Tibor se retourna. Il vit le sable par terre. Le sable de la plage ? pensa-t-il en rougissant.

– Pardon, maman, répondit-il, faute de trouver une excuse valable.

– C’est bon, mais c’est la dernière fois que je te le dis, hein ? Je vais passer le balai. Allez, file te mettre en pyjama !

Le soir dans son lit, Tibor n’avait que la plage du poster en tête. Il avait failli dire quelque chose à maman pendant le repas, mais il n’en avait rien fait. Il devait d’abord partir en éclaireur, pour explorer les environs. C’est ce que ferait Duke, se disait-il.

En allant se brosser les dents, il avait de nouveau regardé la mer et touché la surface lisse de la photo. Rien ne s’était passé.

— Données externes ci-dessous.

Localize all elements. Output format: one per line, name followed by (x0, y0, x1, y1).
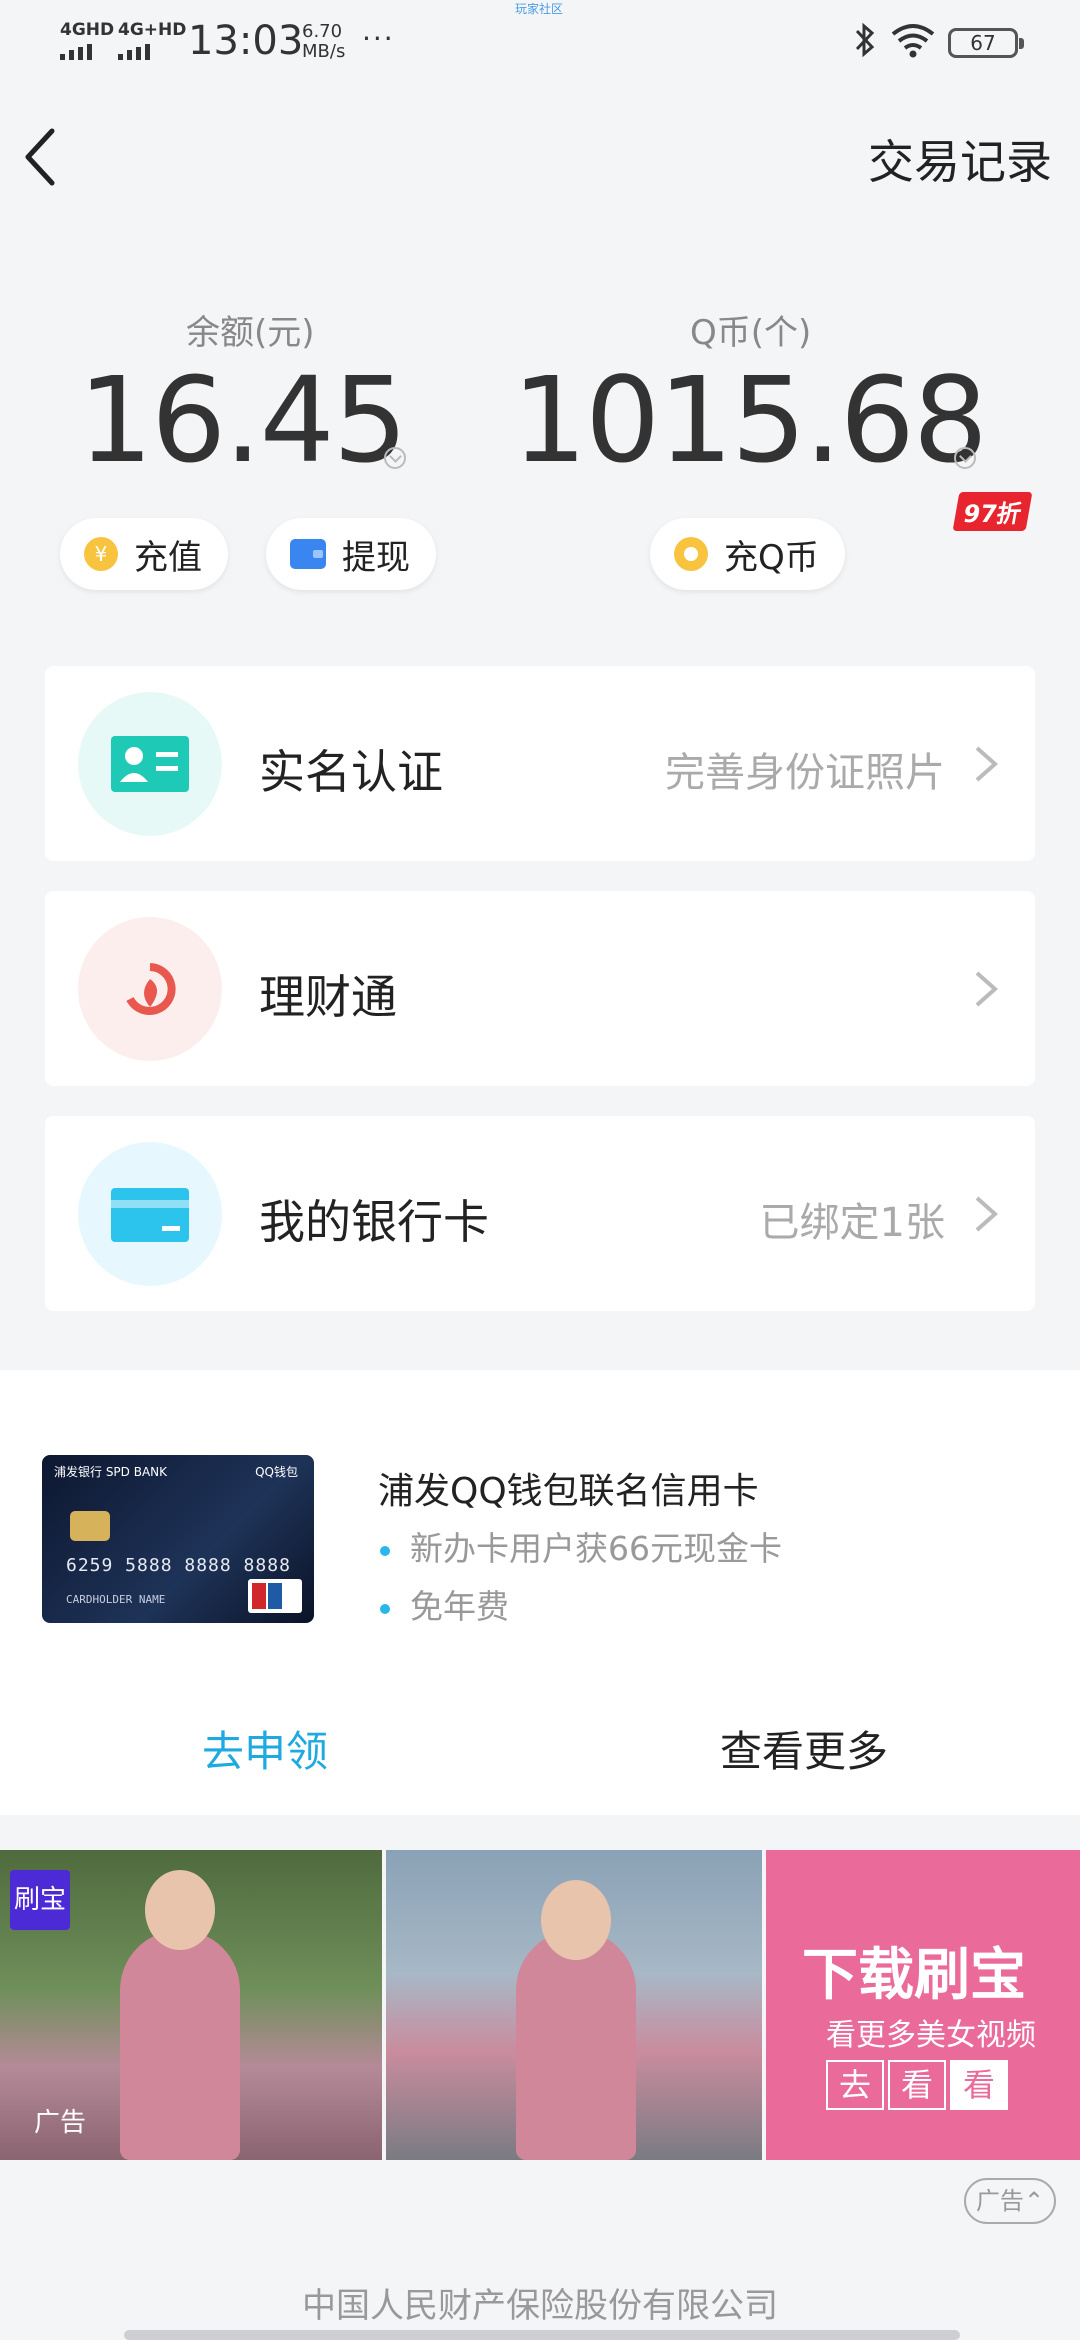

La plage était toujours là, figée dans une chaude après-midi tropicale. Maman l’avait surpris avec la main sur le mur.

– Alors, il te plaît ce poster, mon chat ? avait-elle demandé.

– Ouais, il est super, avait-il répondu.

– C’est vrai ? Tu pourras le dire à Jérôme, ça lui fera plaisir.

Cette nuit-là, Tibor rêva de châteaux de sable, de vagues et de palmiers.